The competency of witnesses, and the admissibility of evidence, including the manner of taking depositions, and the use that may be made of them, are governed in this state largely by legislative enactments; and in the construction of these enactments, the rules that prevail in other jurisdictions can have but little, if any, influence. We make this remark because the decisions cited by the defendants’ counsel relate exclusively to the rules which prevail in other jurisdictions. If these rules are found to be different from ours, of course the latter and not the former must prevail.

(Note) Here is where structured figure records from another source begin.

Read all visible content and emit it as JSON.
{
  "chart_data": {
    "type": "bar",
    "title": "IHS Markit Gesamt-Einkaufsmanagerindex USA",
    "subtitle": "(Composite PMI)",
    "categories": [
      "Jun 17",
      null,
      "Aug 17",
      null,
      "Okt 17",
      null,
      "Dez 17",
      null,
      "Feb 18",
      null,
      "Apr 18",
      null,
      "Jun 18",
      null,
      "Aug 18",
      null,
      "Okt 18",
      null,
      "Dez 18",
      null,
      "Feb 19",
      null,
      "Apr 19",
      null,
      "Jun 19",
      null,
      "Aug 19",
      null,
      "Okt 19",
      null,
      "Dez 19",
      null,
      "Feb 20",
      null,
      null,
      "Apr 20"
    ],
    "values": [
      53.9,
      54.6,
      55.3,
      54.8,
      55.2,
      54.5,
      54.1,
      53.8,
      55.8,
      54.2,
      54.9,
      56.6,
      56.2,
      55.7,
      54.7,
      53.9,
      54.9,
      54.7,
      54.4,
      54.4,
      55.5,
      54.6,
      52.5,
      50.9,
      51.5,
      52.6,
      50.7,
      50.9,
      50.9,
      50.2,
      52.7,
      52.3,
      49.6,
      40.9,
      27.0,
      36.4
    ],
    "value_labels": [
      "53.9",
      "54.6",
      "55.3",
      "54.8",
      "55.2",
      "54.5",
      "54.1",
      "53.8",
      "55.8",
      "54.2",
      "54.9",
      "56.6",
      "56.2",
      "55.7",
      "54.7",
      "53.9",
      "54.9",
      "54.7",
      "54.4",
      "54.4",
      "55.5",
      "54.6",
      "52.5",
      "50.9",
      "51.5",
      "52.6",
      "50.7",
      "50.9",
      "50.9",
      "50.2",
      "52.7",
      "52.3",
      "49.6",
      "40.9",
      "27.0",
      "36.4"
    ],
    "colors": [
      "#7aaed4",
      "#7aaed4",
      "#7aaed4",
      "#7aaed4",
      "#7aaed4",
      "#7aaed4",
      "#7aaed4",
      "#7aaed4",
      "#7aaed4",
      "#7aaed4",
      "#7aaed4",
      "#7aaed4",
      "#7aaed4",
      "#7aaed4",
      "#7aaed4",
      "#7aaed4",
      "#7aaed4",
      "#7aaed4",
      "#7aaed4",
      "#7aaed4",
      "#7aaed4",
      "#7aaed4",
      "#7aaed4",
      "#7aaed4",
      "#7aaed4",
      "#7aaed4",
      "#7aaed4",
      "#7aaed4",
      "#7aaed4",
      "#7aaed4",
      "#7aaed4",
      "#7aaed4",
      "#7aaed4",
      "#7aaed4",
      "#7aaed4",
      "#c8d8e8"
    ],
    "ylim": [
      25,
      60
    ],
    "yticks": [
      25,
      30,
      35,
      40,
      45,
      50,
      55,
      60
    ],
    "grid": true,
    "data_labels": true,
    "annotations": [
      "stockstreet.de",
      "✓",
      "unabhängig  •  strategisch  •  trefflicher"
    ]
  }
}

The question presented in this case is whether, when a deposition is taken, an objection to the competency of the deponent, or to the competency of a question or answer, will be regarded as waived, unless made and noted at the time the deposition is taken, or whether such an objection may be made when the deposition is offered at the trial. We regard it as settled law in this state, that while all objections to the mere form of a question must be made and noted at the time the deposition is taken, objections to the competency of a deponent, or to the competency of the questions or answers, may be made when the deposition is offered at the trial. Lord v. Moore, 37 Maine, 208. Parsons v. Huff, 38 Maine, 137. R. S., c. 107, § 18.
We think the objection to the excluded deposition was seasonably made and properly sustained.
Exceptions overruled.
Peters, C. J., Daneorth, Virgin, Ltbbey and Haskell, JJ., concurred.